Burden-Sharing in Alliances: Trump’s insistence that NATO allies meet their defense commitments corrected long-standing asymmetries and revitalized alliance credibility, aligning with democratic principles of fairness and reciprocity, as argued by foreign policy scholar Walter Russell Mead.
Public Safety: Arrests of gang members and the dismantling of criminal networks directly contributed to the rule of law and social stability—conditions necessary for democracy to flourish.
Fighting Antisemitism: Vigorous enforcement actions against antisemitism on college campuses reaffirmed democratic commitments to minority rights and civil discourse.
Media Accessibility and Public Engagement: Contrary to portrayals of media suppression, President Trump demonstrated unparalleled accessibility, regularly appearing before press outlets and engaging directly with the public at major civic events—from the Super Bowl and the Daytona 500 to UFC championships—exemplifying democratic leadership rooted in transparency and responsiveness.
Reframing the Liberal Critique
The dominant liberal narrative of this period interprets assertive governance as authoritarian by default. Yet this critique rests on a misunderstanding of the democratic tradition itself. What critics described as “authoritarianism” was, upon closer inspection, the exercise of legitimate executive power to correct systemic drift, restore accountability, and defend democratic sovereignty.
Where critics saw coercion, one may more accurately see recalibration. Where they warned of tyranny, one may instead recognize the necessary assertion of democratic energy against institutional sclerosis, regulatory capture, and ideological entrenchment.
Conclusion: Toward a More Resilient Democracy
The early 2025 reforms were not without controversy—nor should they be, in a healthy democracy. But controversy alone does not equate to constitutional violation.
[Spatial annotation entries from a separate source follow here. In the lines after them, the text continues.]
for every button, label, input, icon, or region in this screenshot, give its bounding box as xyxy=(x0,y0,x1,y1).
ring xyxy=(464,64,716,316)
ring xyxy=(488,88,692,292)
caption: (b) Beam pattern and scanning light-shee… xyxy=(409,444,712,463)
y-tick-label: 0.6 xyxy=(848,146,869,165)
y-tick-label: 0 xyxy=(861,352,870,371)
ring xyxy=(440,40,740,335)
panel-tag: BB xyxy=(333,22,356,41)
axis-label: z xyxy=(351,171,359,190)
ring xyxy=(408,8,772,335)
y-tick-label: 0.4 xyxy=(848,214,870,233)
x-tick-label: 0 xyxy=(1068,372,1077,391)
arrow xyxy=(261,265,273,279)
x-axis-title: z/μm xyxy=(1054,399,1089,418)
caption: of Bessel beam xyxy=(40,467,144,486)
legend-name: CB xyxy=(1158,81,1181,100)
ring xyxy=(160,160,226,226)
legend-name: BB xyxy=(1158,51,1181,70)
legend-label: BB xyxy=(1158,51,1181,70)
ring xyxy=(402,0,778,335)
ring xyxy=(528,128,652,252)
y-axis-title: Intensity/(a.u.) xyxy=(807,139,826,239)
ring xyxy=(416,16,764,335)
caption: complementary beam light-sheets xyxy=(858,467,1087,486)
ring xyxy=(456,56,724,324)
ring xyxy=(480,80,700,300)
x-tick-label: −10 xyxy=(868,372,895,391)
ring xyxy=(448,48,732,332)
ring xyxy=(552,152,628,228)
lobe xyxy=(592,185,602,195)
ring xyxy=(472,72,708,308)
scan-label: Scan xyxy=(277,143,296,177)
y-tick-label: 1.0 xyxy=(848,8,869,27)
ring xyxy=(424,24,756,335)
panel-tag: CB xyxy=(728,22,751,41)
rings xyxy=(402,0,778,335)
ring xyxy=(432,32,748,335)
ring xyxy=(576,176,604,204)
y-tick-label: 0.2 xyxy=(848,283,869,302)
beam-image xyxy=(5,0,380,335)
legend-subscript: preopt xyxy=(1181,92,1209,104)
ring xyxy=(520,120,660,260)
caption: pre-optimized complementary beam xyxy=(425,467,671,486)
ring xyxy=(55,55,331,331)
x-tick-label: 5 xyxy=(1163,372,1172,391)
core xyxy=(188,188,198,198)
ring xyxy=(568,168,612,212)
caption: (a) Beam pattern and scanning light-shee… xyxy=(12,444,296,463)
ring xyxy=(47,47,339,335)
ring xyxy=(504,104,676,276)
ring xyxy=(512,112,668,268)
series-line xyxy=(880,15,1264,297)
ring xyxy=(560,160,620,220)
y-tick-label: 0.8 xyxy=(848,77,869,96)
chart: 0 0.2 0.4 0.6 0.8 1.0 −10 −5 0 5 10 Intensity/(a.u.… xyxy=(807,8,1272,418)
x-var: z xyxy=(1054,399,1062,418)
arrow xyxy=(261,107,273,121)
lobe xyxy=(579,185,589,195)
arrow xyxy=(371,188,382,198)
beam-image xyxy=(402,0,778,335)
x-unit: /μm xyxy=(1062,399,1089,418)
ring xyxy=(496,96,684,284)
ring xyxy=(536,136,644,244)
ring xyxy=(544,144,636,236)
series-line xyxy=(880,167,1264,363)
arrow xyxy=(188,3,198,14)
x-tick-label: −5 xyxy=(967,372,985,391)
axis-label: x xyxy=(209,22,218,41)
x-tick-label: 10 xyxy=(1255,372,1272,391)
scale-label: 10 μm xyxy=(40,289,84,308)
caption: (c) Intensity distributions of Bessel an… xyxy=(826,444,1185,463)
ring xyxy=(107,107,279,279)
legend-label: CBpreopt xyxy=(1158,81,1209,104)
On the contrary, these reforms reflected the enduring democratic challenge of balancing freedom with order, independence with accountability, and pluralism with national cohesion.
Through reasserting civilian control over the military, ensuring judicial accountability, enforcing lawful immigration policy, restoring fairness in education, dismantling bureaucratic unaccountability, renegotiating trade for economic justice, enhancing national security, and increasing both media accessibility and public engagement, the Trump administration’s actions embodied not the destruction of democracy but its renewal.
Later today the Heritage Foundation will hold a celebratory event, “The First 100 Days: Victories and Opportunities” and the Association of Mature American Citizens will host a seminar titled, “Trump's Historic First 100 Days.” Perhaps they will be more persuasive?